Questions mount over Benghazi attack
Four Americans died in the hours-long assault when the US compound and a nearby annex in the eastern Libyan city came under sustained mortar and gunfire. Among those killed was Chris Stevens, the first US ambassador to be killed on duty in more than 30 years.
But amid three separate investigations, the US administration has remained tight-lipped, trickling out often contradictory statements. It first described the attack as being part of a spontaneous protest over an anti-Islam film before finally conceding last week “that some of those involved were linked to groups affiliated with, or sympathetic to Al-Qaeda.”

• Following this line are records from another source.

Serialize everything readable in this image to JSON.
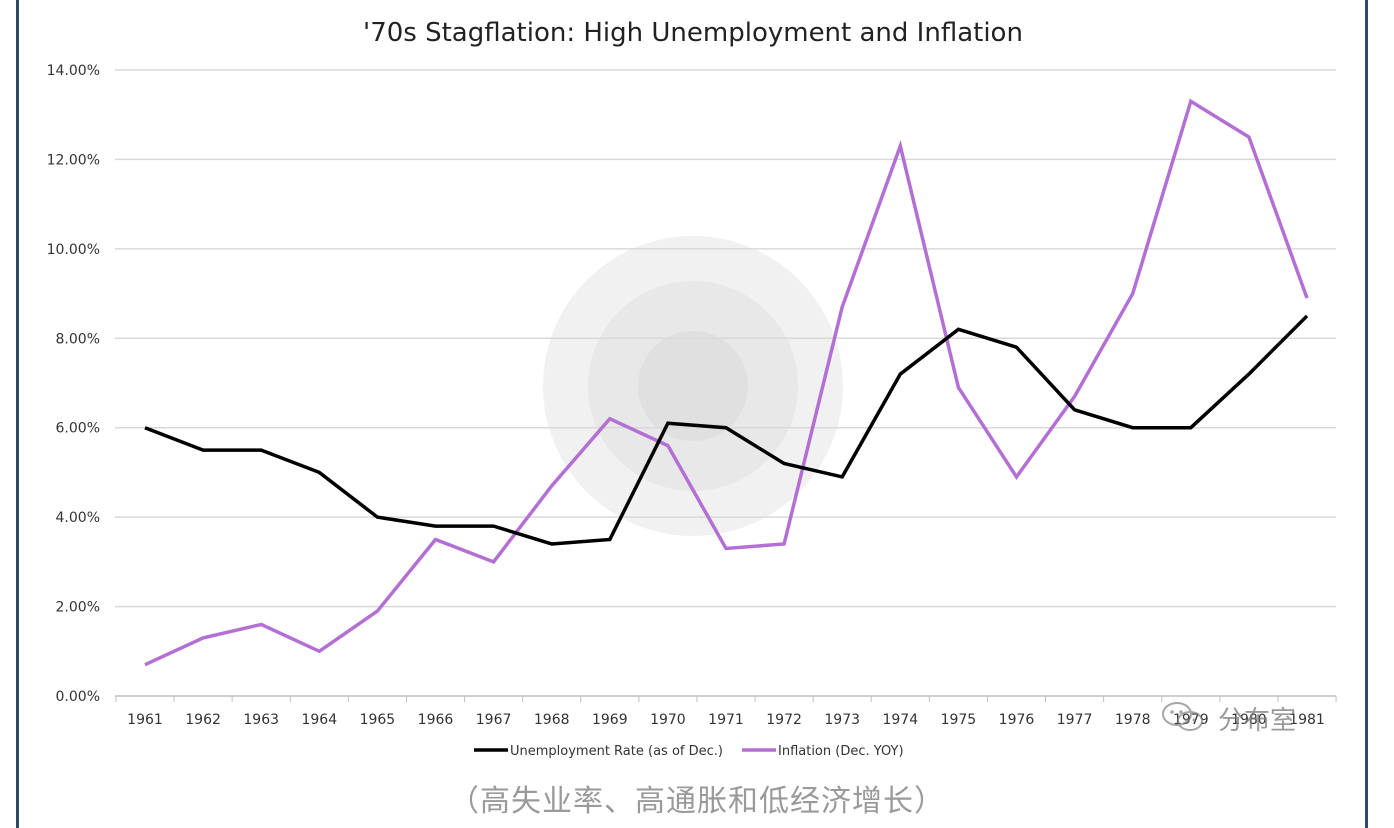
{
  "caption": "（高失业率、高通胀和低经济增长）",
  "watermark": {
    "text": "分布室",
    "icon": "wechat-icon"
  },
  "colors": {
    "unemployment": "#000000",
    "inflation": "#b36fd4",
    "grid": "#d9d9d9",
    "axis_text": "#333333",
    "frame": "#2e4a63"
  },
  "chart_data": {
    "type": "line",
    "title": "'70s Stagflation: High Unemployment and Inflation",
    "xlabel": "",
    "ylabel": "",
    "ylim": [
      0,
      14
    ],
    "grid": true,
    "legend_position": "bottom",
    "x_tick_labels": [
      "1961",
      "1962",
      "1963",
      "1964",
      "1965",
      "1966",
      "1967",
      "1968",
      "1969",
      "1970",
      "1971",
      "1972",
      "1973",
      "1974",
      "1975",
      "1976",
      "1977",
      "1978",
      "1979",
      "1980",
      "1981"
    ],
    "y_tick_labels": [
      "0.00%",
      "2.00%",
      "4.00%",
      "6.00%",
      "8.00%",
      "10.00%",
      "12.00%",
      "14.00%"
    ],
    "y_ticks": [
      0,
      2,
      4,
      6,
      8,
      10,
      12,
      14
    ],
    "series": [
      {
        "name": "Unemployment Rate (as of Dec.)",
        "values": [
          6.0,
          5.5,
          5.5,
          5.0,
          4.0,
          3.8,
          3.8,
          3.4,
          3.5,
          6.1,
          6.0,
          5.2,
          4.9,
          7.2,
          8.2,
          7.8,
          6.4,
          6.0,
          6.0,
          7.2,
          8.5
        ]
      },
      {
        "name": "Inflation (Dec. YOY)",
        "values": [
          0.7,
          1.3,
          1.6,
          1.0,
          1.9,
          3.5,
          3.0,
          4.7,
          6.2,
          5.6,
          3.3,
          3.4,
          8.7,
          12.3,
          6.9,
          4.9,
          6.7,
          9.0,
          13.3,
          12.5,
          8.9
        ]
      }
    ]
  }
}
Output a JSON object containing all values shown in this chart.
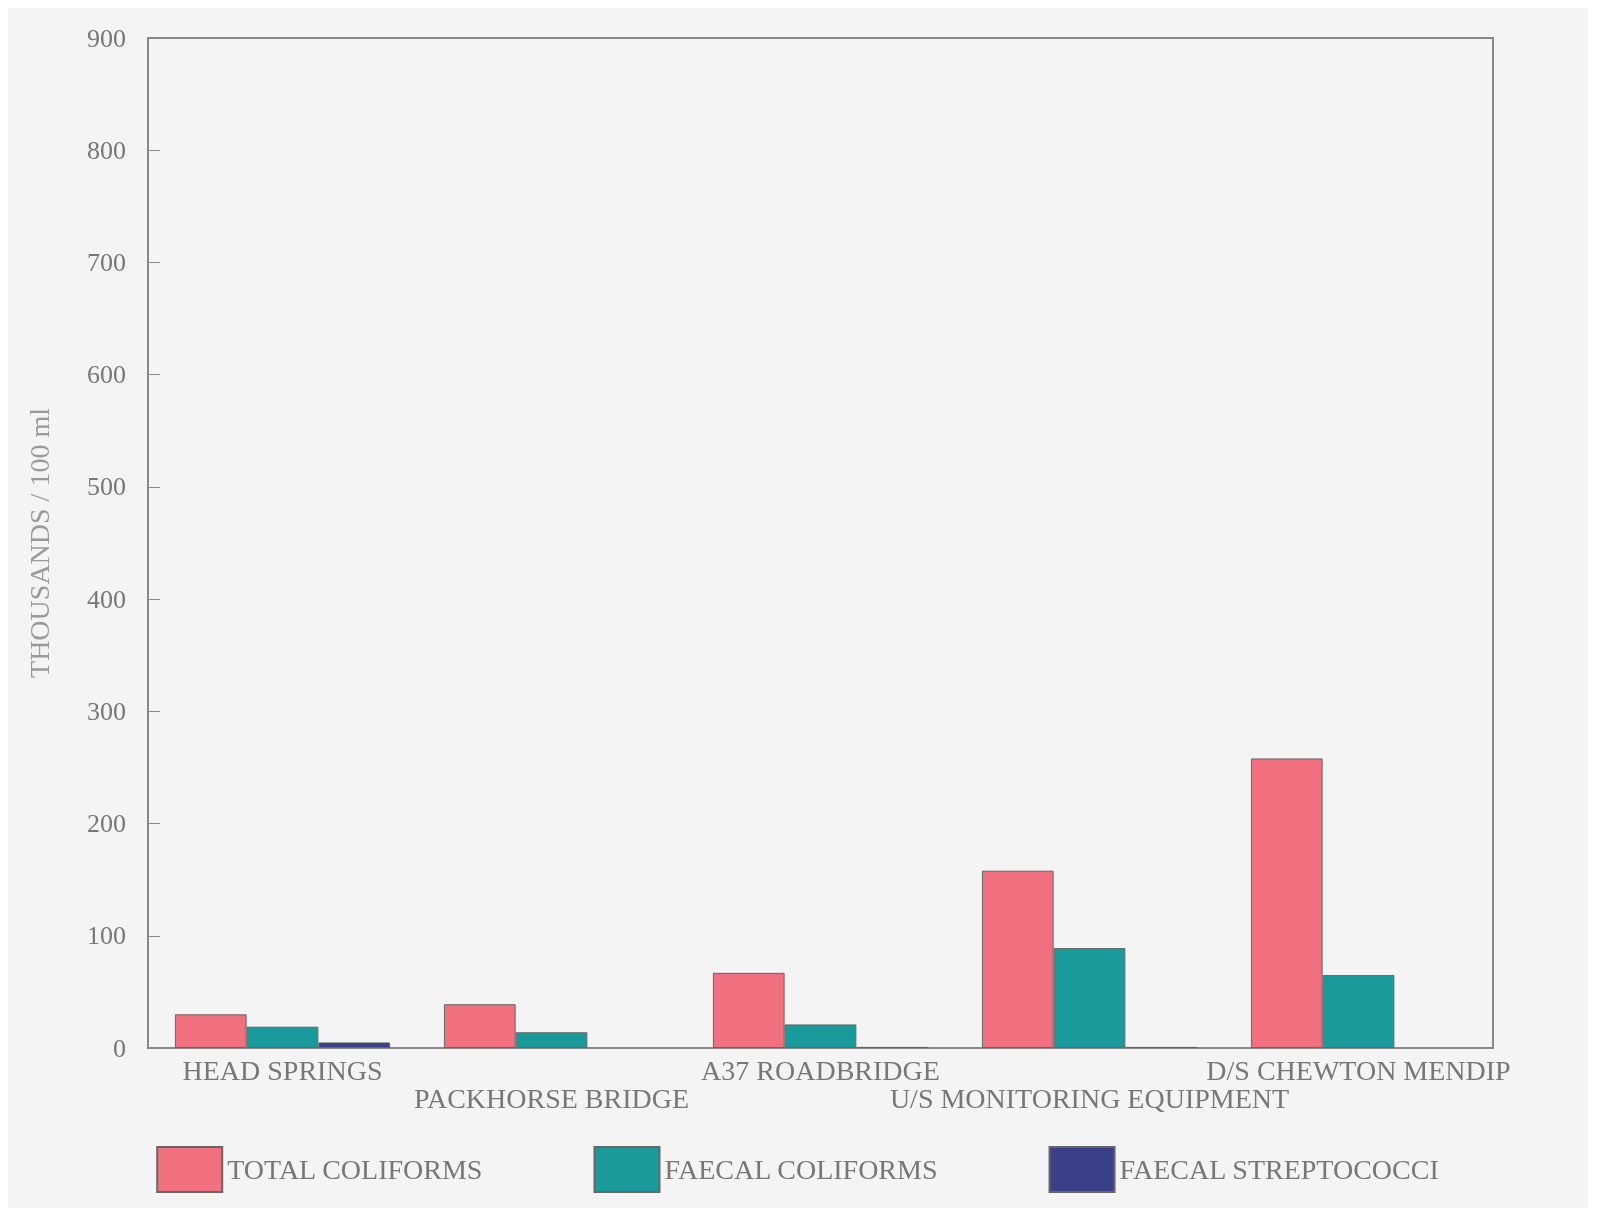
{
  "chart_data": {
    "type": "bar",
    "ylabel": "THOUSANDS / 100 ml",
    "categories": [
      "HEAD SPRINGS",
      "PACKHORSE BRIDGE",
      "A37 ROADBRIDGE",
      "U/S MONITORING EQUIPMENT",
      "D/S CHEWTON MENDIP"
    ],
    "series": [
      {
        "name": "TOTAL COLIFORMS",
        "color": "#f0707f",
        "values": [
          30,
          39,
          67,
          158,
          258
        ]
      },
      {
        "name": "FAECAL COLIFORMS",
        "color": "#1a9a9a",
        "values": [
          19,
          14,
          21,
          89,
          65
        ]
      },
      {
        "name": "FAECAL STREPTOCOCCI",
        "color": "#3a3f8a",
        "values": [
          5,
          0,
          1,
          1,
          0
        ]
      }
    ],
    "ylim": [
      0,
      900
    ],
    "yticks": [
      0,
      100,
      200,
      300,
      400,
      500,
      600,
      700,
      800,
      900
    ],
    "grid": false,
    "legend": "bottom"
  }
}
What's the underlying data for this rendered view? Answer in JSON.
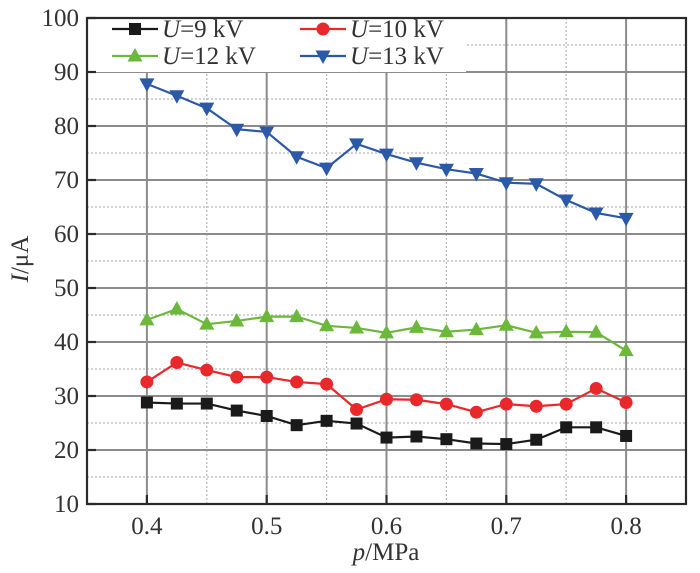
{
  "chart_data": {
    "type": "line",
    "title": "",
    "xlabel_italic": "p",
    "xlabel_unit": "/MPa",
    "ylabel_italic": "I",
    "ylabel_unit": "/μA",
    "xlim": [
      0.35,
      0.85
    ],
    "ylim": [
      10,
      100
    ],
    "xticks": [
      0.4,
      0.5,
      0.6,
      0.7,
      0.8
    ],
    "xtick_labels": [
      "0.4",
      "0.5",
      "0.6",
      "0.7",
      "0.8"
    ],
    "xminor": [
      0.45,
      0.55,
      0.65,
      0.75
    ],
    "yticks": [
      10,
      20,
      30,
      40,
      50,
      60,
      70,
      80,
      90,
      100
    ],
    "ytick_labels": [
      "10",
      "20",
      "30",
      "40",
      "50",
      "60",
      "70",
      "80",
      "90",
      "100"
    ],
    "yminor": [
      15,
      25,
      35,
      45,
      55,
      65,
      75,
      85,
      95
    ],
    "grid": true,
    "legend_position": "top-left",
    "x": [
      0.4,
      0.425,
      0.45,
      0.475,
      0.5,
      0.525,
      0.55,
      0.575,
      0.6,
      0.625,
      0.65,
      0.675,
      0.7,
      0.725,
      0.75,
      0.775,
      0.8
    ],
    "series": [
      {
        "name": "U=9 kV",
        "name_italic": "U",
        "name_rest": "=9 kV",
        "color": "#1a1a1a",
        "marker": "square",
        "values": [
          28.8,
          28.6,
          28.6,
          27.3,
          26.3,
          24.6,
          25.4,
          24.9,
          22.3,
          22.5,
          22.0,
          21.2,
          21.1,
          21.9,
          24.2,
          24.2,
          22.6
        ]
      },
      {
        "name": "U=10 kV",
        "name_italic": "U",
        "name_rest": "=10 kV",
        "color": "#e8282b",
        "marker": "circle",
        "values": [
          32.6,
          36.2,
          34.8,
          33.5,
          33.5,
          32.6,
          32.2,
          27.5,
          29.4,
          29.3,
          28.5,
          27.0,
          28.5,
          28.1,
          28.5,
          31.4,
          28.8
        ]
      },
      {
        "name": "U=12 kV",
        "name_italic": "U",
        "name_rest": "=12 kV",
        "color": "#6bb83a",
        "marker": "triangle-up",
        "values": [
          44.1,
          46.1,
          43.3,
          43.9,
          44.7,
          44.7,
          43.0,
          42.6,
          41.7,
          42.7,
          41.9,
          42.3,
          43.1,
          41.7,
          41.9,
          41.8,
          38.4
        ]
      },
      {
        "name": "U=13 kV",
        "name_italic": "U",
        "name_rest": "=13 kV",
        "color": "#2b59a8",
        "marker": "triangle-down",
        "values": [
          87.8,
          85.6,
          83.3,
          79.4,
          78.9,
          74.3,
          72.2,
          76.7,
          74.8,
          73.2,
          72.0,
          71.2,
          69.5,
          69.3,
          66.3,
          63.9,
          62.9
        ]
      }
    ]
  }
}
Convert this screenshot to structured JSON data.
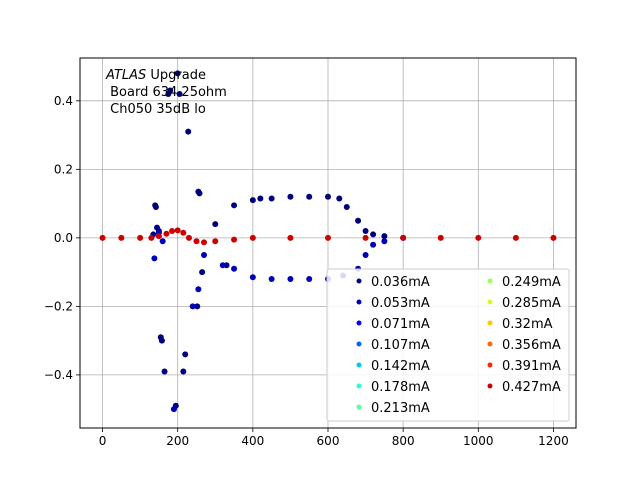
{
  "chart_data": {
    "type": "scatter",
    "title": "",
    "xlabel": "",
    "ylabel": "",
    "xlim": [
      -60,
      1260
    ],
    "ylim": [
      -0.555,
      0.525
    ],
    "xticks": [
      0,
      200,
      400,
      600,
      800,
      1000,
      1200
    ],
    "yticks": [
      -0.4,
      -0.2,
      0.0,
      0.2,
      0.4
    ],
    "xtick_labels": [
      "0",
      "200",
      "400",
      "600",
      "800",
      "1000",
      "1200"
    ],
    "ytick_labels": [
      "−0.4",
      "−0.2",
      "0.0",
      "0.2",
      "0.4"
    ],
    "grid": true,
    "legend_position": "lower-right",
    "legend_columns": 2,
    "annotation": {
      "italic": "ATLAS",
      "line1_rest": " Upgrade",
      "line2": " Board 634 25ohm",
      "line3": " Ch050 35dB lo"
    },
    "series": [
      {
        "name": "0.036mA",
        "color": "#00007f",
        "points": [
          [
            135,
            0.01
          ],
          [
            140,
            0.095
          ],
          [
            142,
            0.09
          ],
          [
            145,
            0.03
          ],
          [
            150,
            0.02
          ],
          [
            155,
            -0.29
          ],
          [
            158,
            -0.3
          ],
          [
            165,
            -0.39
          ],
          [
            175,
            0.42
          ],
          [
            180,
            0.43
          ],
          [
            195,
            -0.49
          ],
          [
            200,
            0.48
          ],
          [
            205,
            0.42
          ],
          [
            215,
            -0.39
          ],
          [
            220,
            -0.34
          ],
          [
            228,
            0.31
          ],
          [
            252,
            -0.2
          ],
          [
            255,
            0.135
          ],
          [
            258,
            0.13
          ],
          [
            265,
            -0.1
          ],
          [
            300,
            0.04
          ],
          [
            330,
            -0.08
          ],
          [
            350,
            0.095
          ],
          [
            400,
            0.11
          ],
          [
            420,
            0.115
          ],
          [
            450,
            0.115
          ],
          [
            500,
            0.12
          ],
          [
            550,
            0.12
          ],
          [
            600,
            0.12
          ],
          [
            630,
            0.115
          ],
          [
            650,
            0.09
          ],
          [
            680,
            0.05
          ],
          [
            700,
            0.02
          ],
          [
            720,
            0.01
          ],
          [
            750,
            0.005
          ]
        ]
      },
      {
        "name": "0.053mA",
        "color": "#0000b8",
        "points": [
          [
            138,
            -0.06
          ],
          [
            150,
            0.015
          ],
          [
            160,
            -0.01
          ],
          [
            190,
            -0.5
          ],
          [
            240,
            -0.2
          ],
          [
            255,
            -0.15
          ],
          [
            270,
            -0.05
          ],
          [
            320,
            -0.08
          ],
          [
            350,
            -0.09
          ],
          [
            400,
            -0.115
          ],
          [
            450,
            -0.12
          ],
          [
            500,
            -0.12
          ],
          [
            550,
            -0.12
          ],
          [
            600,
            -0.12
          ],
          [
            640,
            -0.11
          ],
          [
            680,
            -0.09
          ],
          [
            700,
            -0.05
          ],
          [
            720,
            -0.02
          ],
          [
            750,
            -0.01
          ],
          [
            800,
            0.0
          ]
        ]
      },
      {
        "name": "0.071mA",
        "color": "#0000ff",
        "points": []
      },
      {
        "name": "0.107mA",
        "color": "#0066ff",
        "points": []
      },
      {
        "name": "0.142mA",
        "color": "#00c8ff",
        "points": []
      },
      {
        "name": "0.178mA",
        "color": "#26ffd0",
        "points": []
      },
      {
        "name": "0.213mA",
        "color": "#5cff9a",
        "points": []
      },
      {
        "name": "0.249mA",
        "color": "#9aff5c",
        "points": []
      },
      {
        "name": "0.285mA",
        "color": "#d0ff26",
        "points": []
      },
      {
        "name": "0.32mA",
        "color": "#ffc400",
        "points": []
      },
      {
        "name": "0.356mA",
        "color": "#ff6800",
        "points": []
      },
      {
        "name": "0.391mA",
        "color": "#ff2400",
        "points": []
      },
      {
        "name": "0.427mA",
        "color": "#cc0000",
        "points": [
          [
            0,
            0.0
          ],
          [
            50,
            0.0
          ],
          [
            100,
            0.0
          ],
          [
            130,
            0.0
          ],
          [
            150,
            0.005
          ],
          [
            170,
            0.012
          ],
          [
            185,
            0.02
          ],
          [
            200,
            0.022
          ],
          [
            215,
            0.015
          ],
          [
            230,
            0.0
          ],
          [
            250,
            -0.01
          ],
          [
            270,
            -0.013
          ],
          [
            300,
            -0.01
          ],
          [
            350,
            -0.005
          ],
          [
            400,
            0.0
          ],
          [
            500,
            0.0
          ],
          [
            600,
            0.0
          ],
          [
            700,
            0.0
          ],
          [
            800,
            0.0
          ],
          [
            900,
            0.0
          ],
          [
            1000,
            0.0
          ],
          [
            1100,
            0.0
          ],
          [
            1200,
            0.0
          ]
        ]
      }
    ]
  }
}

The lack of information, coupled with the shock of the attack, has turned the events into a political football ahead of the Nov. 6 elections, with Republicans slamming the Obama administration on security and foreign policy.
Yet among all the posturing and US newspaper headlines, many legitimate and serious questions remain unanswered.
What was Stevens doing in Benghazi on Sept. 11, the 11th anniversary of the 2001 attacks on the United States? What was the security around the compound?
Was it a long-planned or an opportunistic attack? Was Stevens on an Al-Qaeda hit list as he reportedly wrote in his diary? How exactly did the main compound catch fire? And why, three weeks on, has a team of FBI investigators still failed to visit Benghazi to search the blackened ruins of the compound?
On Tuesday, a leading Republican congressman called on US Secretary of State Hillary Clinton to provide answers at a hearing of the House Oversight and Government Reform committee next week.
Representative Darrell Issa also detailed a dozen attacks or threats against US and Western staff in Benghazi in the months before the attack — including two bomb attacks on the consulate.
One was a small explosion by a homemade bomb in April. The second blew a hole in the north gate. It was claimed by an alleged Libyan jihadist group and injured one person.
In her reply, Clinton said a review board she has set up was “charged with determining whether our security systems and procedures in Benghazi were adequate” and properly implemented.
She promised to work with Congress as she also wanted “a full and accurate accounting of the events and a path forward to prevent them happening again.”
“I think the key word here is opportunism,” said William Lawrence, a former White House adviser and now North Africa project director for the International Crisis Group.
Security in Benghazi had been bad since Libyan leader Muammar Qaddafi was ousted last year, with militias becoming the de facto security forces in the absence of a working, functional army or police.
And the US compound “had nothing like the type of security posture or security structure in place to defend it the way that a diplomatic compound normally gets defended,” Lawrence told AFP. An AFP reporter said before the attack there had been no major security presence outside the consulate, despite its high walls covered by barbed wire.
“I think on the spectrum between a totally planned, long-term Al-Qaeda attack on a diplomatic facility and a completely spontaneous, angry crowd protest about the film gone awry... this falls in the middle,” Lawrence said.
“It’s all a question of threat levels, and threat assessments, and what you think the bad guys are going to target next. And Chris didn’t feel like he was going to be targeted next. And frankly I don’t think he was being targeted to die in an embassy fire, of asphyxiation. In the end this attack wouldn’t have happened that way, except for a confluence of disconnected things that weren’t expected.”